Consecrated to the Heart of the Redeemer under the patronage of the Theotokos and Fr. Gerard Manley Hopkins, S.J.

10 April 2013

The Spice of Life

Today the eighth graders were subjected treated to a presentation on Saint Thomas Aquinas: his early life, his intellectual formation, and his contributions to Catholic thought.

I wish I had my phone so that I could take a picture of the whiteboard to show you, patient readers, all that we talked about.  Reconstruction from memory is fairly reliable: Thomas' noble birth, his family's distaste for his vocation to the Dominicans (his parents imprisoned him for 15 months in a futile attempt to dissuade him), his education under St.

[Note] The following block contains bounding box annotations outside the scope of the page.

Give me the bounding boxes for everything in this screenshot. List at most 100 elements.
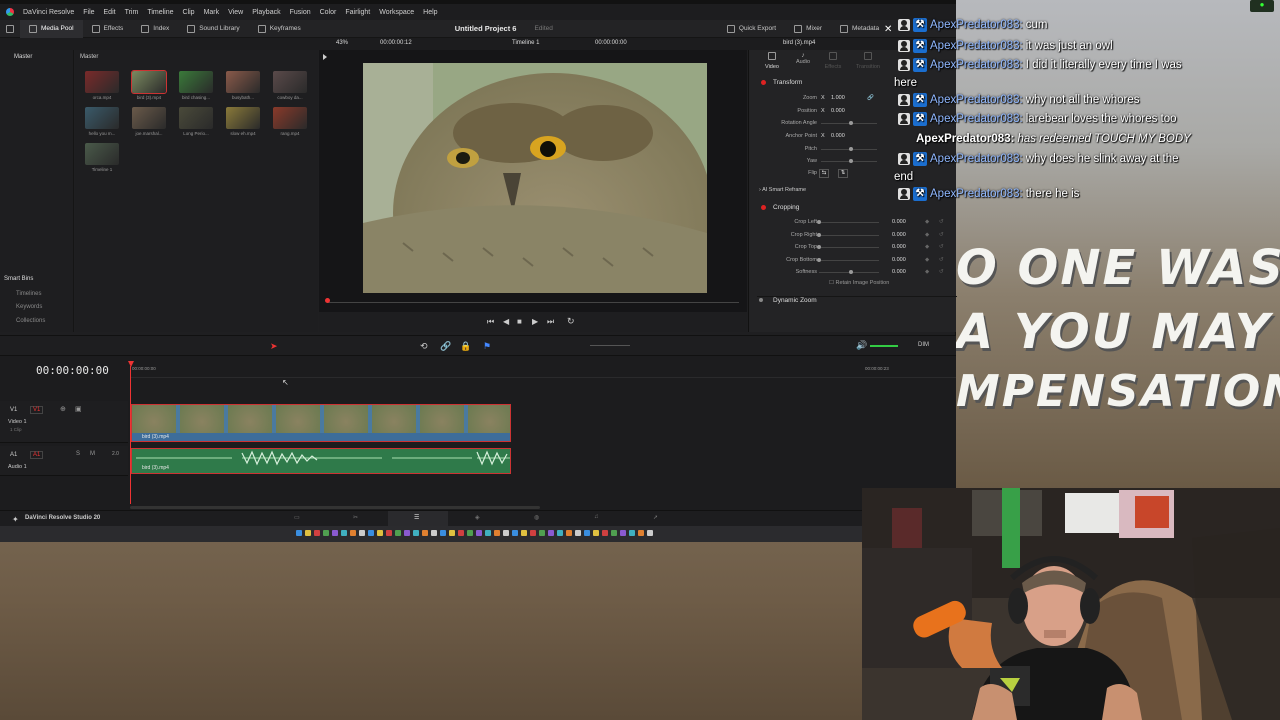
crop-slider[interactable] [817,245,821,249]
volume-slider[interactable] [870,345,898,347]
yaw-slider[interactable] [849,159,853,163]
layout-icon[interactable] [0,20,20,38]
pitch-slider[interactable] [849,147,853,151]
master-bin[interactable]: Master [14,54,32,60]
menu-timeline[interactable]: Timeline [147,9,173,16]
menu-fairlight[interactable]: Fairlight [345,9,370,16]
menu-view[interactable]: View [228,9,243,16]
keyframe-icon[interactable]: ◆ [925,244,929,250]
play-icon[interactable]: ▶ [532,317,538,326]
menu-clip[interactable]: Clip [183,9,195,16]
inspector-tab-effects[interactable]: Effects [823,52,843,70]
zoom-x-field[interactable]: 1.000 [831,95,845,101]
crop-slider[interactable] [817,220,821,224]
media-page-icon[interactable]: ▭ [294,514,300,521]
taskbar-app-icon[interactable] [584,530,590,536]
snapping-icon[interactable]: ⟲ [420,341,428,352]
keyframe-icon[interactable]: ◆ [925,257,929,263]
crop-value-field[interactable]: 0.000 [892,269,906,275]
taskbar-app-icon[interactable] [629,530,635,536]
menu-trim[interactable]: Trim [125,9,139,16]
taskbar-app-icon[interactable] [566,530,572,536]
dynamic-zoom-toggle[interactable] [759,298,763,302]
play-reverse-icon[interactable]: ◀ [503,317,509,326]
transform-section[interactable]: Transform [773,79,802,86]
taskbar-app-icon[interactable] [575,530,581,536]
taskbar-app-icon[interactable] [494,530,500,536]
keyframe-icon[interactable]: ◆ [925,219,929,225]
taskbar-app-icon[interactable] [638,530,644,536]
smart-bin-collections[interactable]: Collections [16,318,45,324]
taskbar-app-icon[interactable] [593,530,599,536]
taskbar-app-icon[interactable] [449,530,455,536]
dim-button[interactable]: DIM [918,342,929,348]
crop-value-field[interactable]: 0.000 [892,219,906,225]
timeline-ruler[interactable]: 00:00:00:00 00:00:00:23 [130,358,956,378]
volume-icon[interactable]: 🔊 [856,340,867,351]
metadata-button[interactable]: Metadata [831,20,888,38]
v1-destination-button[interactable]: V1 [30,406,44,414]
taskbar-app-icon[interactable] [620,530,626,536]
taskbar-app-icon[interactable] [386,530,392,536]
media-pool-clip[interactable] [226,71,260,93]
taskbar-app-icon[interactable] [503,530,509,536]
anchor-x-field[interactable]: 0.000 [831,133,845,139]
menu-mark[interactable]: Mark [204,9,220,16]
taskbar-app-icon[interactable] [458,530,464,536]
media-pool-clip[interactable] [85,107,119,129]
resolve-home-icon[interactable]: ✦ [12,515,19,524]
smart-reframe-section[interactable]: › AI Smart Reframe [759,187,806,193]
reset-icon[interactable]: ↺ [939,257,944,263]
media-pool-button[interactable]: Media Pool [20,19,83,38]
crop-value-field[interactable]: 0.000 [892,244,906,250]
crop-slider[interactable] [849,270,853,274]
crop-value-field[interactable]: 0.000 [892,257,906,263]
index-button[interactable]: Index [132,20,178,38]
crop-slider[interactable] [817,232,821,237]
taskbar-app-icon[interactable] [602,530,608,536]
position-lock-icon[interactable]: 🔒 [460,341,471,352]
track-lock-icon[interactable]: ⊕ [60,405,66,413]
a1-destination-button[interactable]: A1 [30,451,44,459]
taskbar-app-icon[interactable] [395,530,401,536]
go-to-end-icon[interactable]: ⏭ [547,317,554,327]
media-pool-clip[interactable] [273,107,307,129]
taskbar-app-icon[interactable] [647,530,653,536]
taskbar-app-icon[interactable] [611,530,617,536]
viewer-scrub-bar[interactable] [327,302,739,303]
taskbar-app-icon[interactable] [350,530,356,536]
keyframe-icon[interactable]: ◆ [925,232,929,238]
taskbar-app-icon[interactable] [296,530,302,536]
viewer-frame-owl[interactable] [363,63,707,293]
taskbar-app-icon[interactable] [440,530,446,536]
taskbar-app-icon[interactable] [368,530,374,536]
taskbar-app-icon[interactable] [413,530,419,536]
stop-icon[interactable]: ■ [517,317,522,326]
taskbar-app-icon[interactable] [422,530,428,536]
media-pool-clip[interactable] [85,143,119,165]
taskbar-app-icon[interactable] [332,530,338,536]
taskbar-app-icon[interactable] [548,530,554,536]
taskbar-app-icon[interactable] [314,530,320,536]
solo-button[interactable]: S [76,451,80,457]
effects-button[interactable]: Effects [83,20,133,38]
mixer-button[interactable]: Mixer [785,20,831,38]
playhead-marker[interactable] [128,361,134,367]
taskbar-app-icon[interactable] [557,530,563,536]
dynamic-zoom-section[interactable]: Dynamic Zoom [773,297,817,304]
timeline-horizontal-scrollbar[interactable] [130,506,540,509]
crop-value-field[interactable]: 0.000 [892,232,906,238]
timeline-selector[interactable]: Timeline 1 [512,40,539,46]
media-pool-clip[interactable] [179,107,213,129]
menu-file[interactable]: File [83,9,94,16]
inspector-tab-audio[interactable]: ♪ Audio [793,52,813,65]
zoom-level[interactable]: 43% [336,40,348,46]
media-pool-clip[interactable] [85,71,119,93]
sound-library-button[interactable]: Sound Library [178,20,248,38]
taskbar-app-icon[interactable] [476,530,482,536]
track-visibility-icon[interactable]: ▣ [75,405,82,413]
media-pool-clip[interactable] [273,71,307,93]
flip-vertical-icon[interactable]: ⇅ [838,168,848,178]
reset-icon[interactable]: ↺ [939,219,944,225]
taskbar-app-icon[interactable] [305,530,311,536]
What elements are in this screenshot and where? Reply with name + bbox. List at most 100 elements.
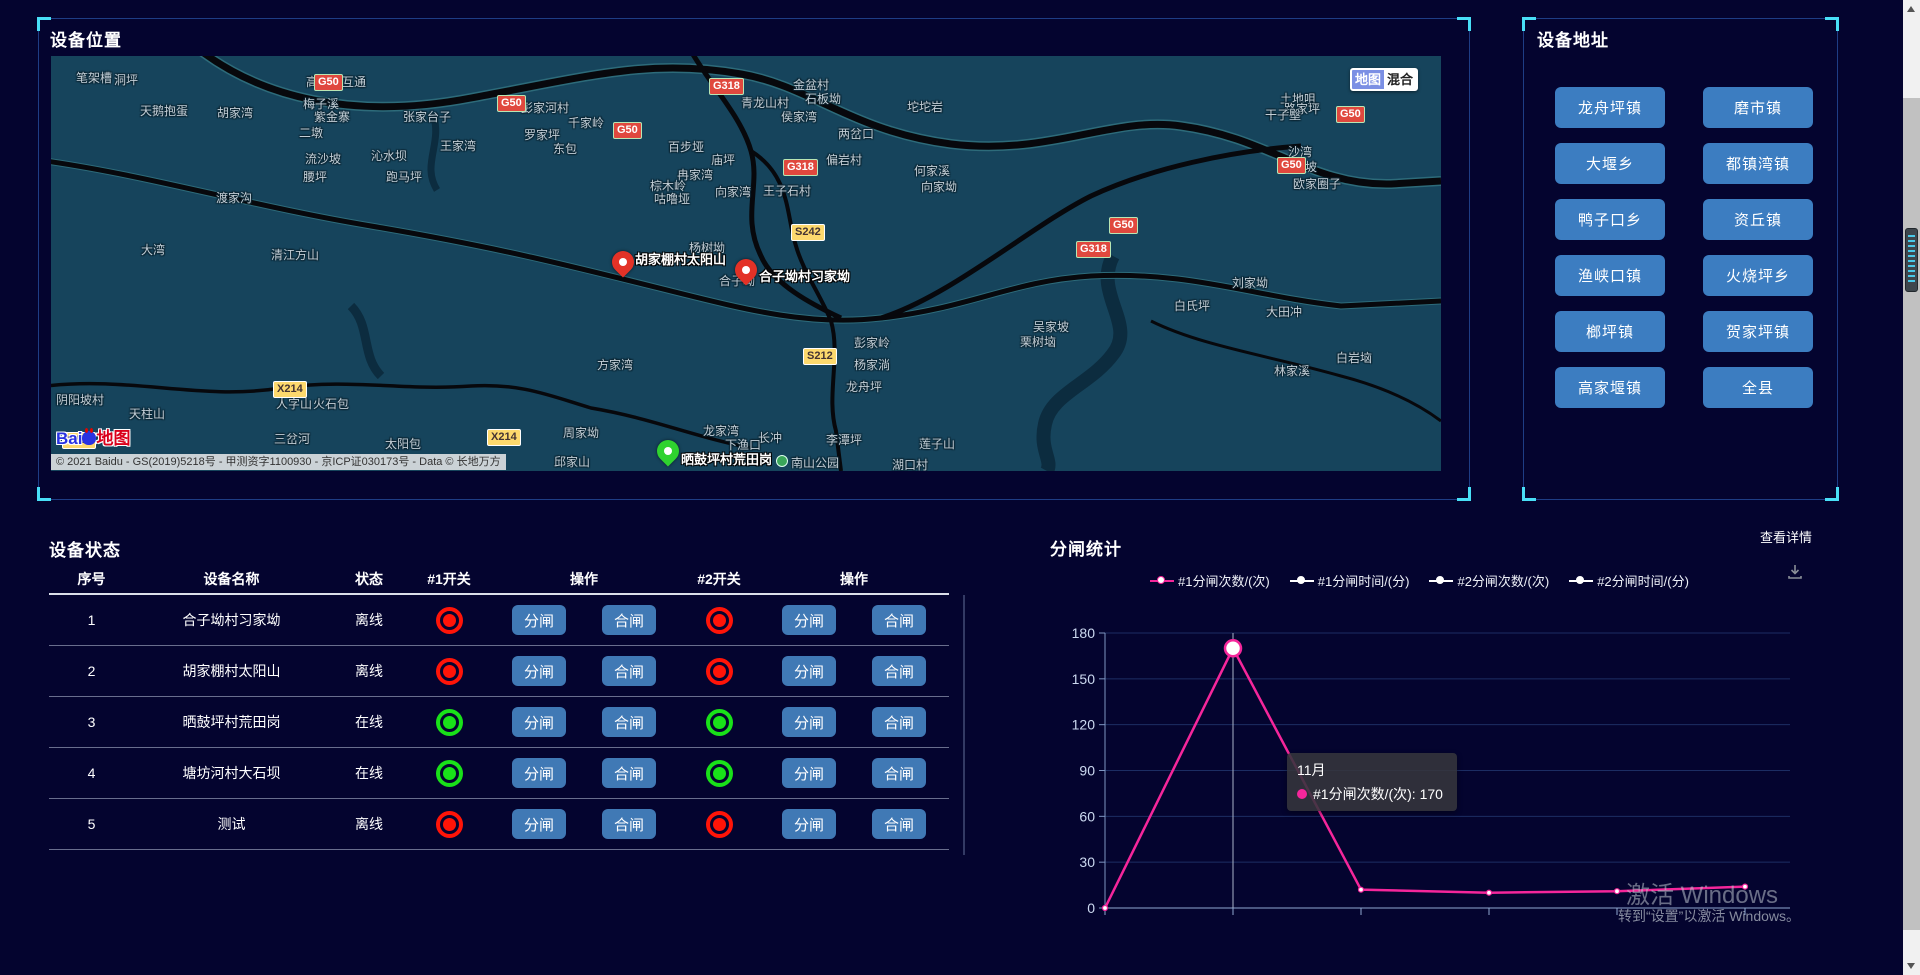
tooltip-series-dot	[1297, 789, 1307, 799]
open-switch-button[interactable]: 分闸	[512, 656, 566, 686]
y-tick-label: 60	[1079, 808, 1095, 824]
column-header: 序号	[49, 569, 134, 589]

Albert the Great, the compilation of the Catena Aurea, the Summa Contra Gentiles and the Summa Theologiae, and especially the mihi videtur ut palea incident of 1273.  You know that one, where a spiritual experience moved Thomas to stop writing because it all seemed to him "like straw."  And his obedience to the Pope who had asked him to travel to the Council of Lyons as a theological expert...which he never got to do, because he died en route.

Boy, you're gonna carry that weight a long time
The presentation seemed to go well.  It helped that the teacher was in the room, and many of the students just had gym class, which tuckered them out.  Before I left the classroom, one of the boys came up to me and asked me some questions about the origin of my interest in the priesthood, and what I was like at their age.  Encounters like that are what it's all about.  I suspect that not so many priests get to chat with kids, because we're afraid, or "too busy," or whatever.  How else will they learn what a priest is like, so that they might possibly consider themselves as potential candidates?

From there it was off to the Seniors Club meeting, where my ministry includes pulling the winning tickets for the 50/50 raffle, being an occasional musical act, and catching up with people whom I have visited in the hospital, or whose spouses I've buried since coming to this parish a little over five years ago.  To think that I left last month's meeting to watch the election of the Pope with a few elderly parishioners!

Add to that a handful of phone calls, hospital visits, and some clerical work (in the other, more typical sense: reorganizing instructional materials), and seal it with a kiss (the 7:30am Mass), and you have a day in the life of a parish priest.

The variety of people and circumstances in the diocesan priesthood was a major selling point for me, not to mention the idea that the priests I knew were wise, intelligent, humorous, considerate, and happy men...all the qualities I wanted for myself.

If I can exercise most of those qualities most of the time, for God's glory and for the good of souls, bueno!


1 comment:

  1. Fares told me you are coming soon to their class. She said she loves when you visit - you are apparently "very funny," "zone out sometimes," and you cover the ENTIRE white board with notes!!!